According to the National Institutes of Health (NIH), magnesium assists in regulating “diverse biochemical reactions in the body.” Some of these reactions include muscle and nerve function. In addition, magnesium also helps to transport ions of calcium and potassium across cell membranes, which is critical to those functions.
In terms of tension headaches, this ion exchange is facilitated by magnesium, which acts as an electrolyte to balance the fluid levels that carry electrical impulses across membranes. This exchange is what allows muscles to contract and then, more importantly in terms of tension headaches, to relax. Muscle tension, especially in the shoulders, neck and jaw area is a common cause of tension headaches. Given its role in ion exchange, a deficiency in magnesium would likely contribute to muscular tension. Conversely, adequate levels of magnesium would maintain muscles in a more relaxed state, which would decrease the likelihood of developing a tension headache.
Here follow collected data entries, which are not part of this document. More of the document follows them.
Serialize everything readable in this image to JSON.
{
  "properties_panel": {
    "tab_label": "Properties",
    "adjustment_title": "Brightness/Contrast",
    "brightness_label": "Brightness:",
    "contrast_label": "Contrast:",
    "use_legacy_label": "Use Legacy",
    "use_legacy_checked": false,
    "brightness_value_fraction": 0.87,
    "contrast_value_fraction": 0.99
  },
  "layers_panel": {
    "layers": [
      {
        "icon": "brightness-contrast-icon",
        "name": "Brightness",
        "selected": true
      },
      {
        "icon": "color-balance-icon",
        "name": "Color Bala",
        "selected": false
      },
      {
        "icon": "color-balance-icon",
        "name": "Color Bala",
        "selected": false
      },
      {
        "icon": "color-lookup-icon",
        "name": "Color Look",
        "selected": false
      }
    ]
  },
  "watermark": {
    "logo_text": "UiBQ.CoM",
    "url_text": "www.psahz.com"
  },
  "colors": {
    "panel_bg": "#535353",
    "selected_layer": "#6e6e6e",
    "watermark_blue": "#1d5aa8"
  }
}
Magnesium has also been studied for its potential role in helping to prevent migraine headaches. A National Center for Biotechnology Information abstract of a blind study documented in the Journal of Neural Transmission, states that there is “strong evidence that magnesium deficiency is much more prevalent in migraine sufferers than in healthy controls.” Further, according to the Journal of Head and Face Pain, magnesium also serves to “improve platelet function and decreased release or blocking of pain transmitting chemicals in the brain.”
Despite numerous studies that have examined the connection between low magnesium levels and the prevalence of both tension and migraine headaches, the use of magnesium to prevent such headaches is considered supplemental to other treatment choices. However, the internet is rich in personal testimony from people who have achieved a significant reduction in the number and severity of their headaches simply by supplementing their diets with magnesium.
Those intending to supplement with magnesium should consult with their physician or pharmacist before doing so as there are some known side effects and drug interactions. Side effects are generally mild and may be ameliorated by taking the higher quality chelated version of magnesium as opposed to some of the lower quality supplements that are available. The Recommended Daily Allowance (RDA) of magnesium is considered safe and the supplement is not cost prohibitive. Given these factors, those who suffer from migraine and tension headaches have very little to lose by supplementing their diet with magnesium. By doing so, they will be able to determine if in fact, the addition of the mineral provides them with headache relief by lowering the frequency and perhaps severity of their headaches.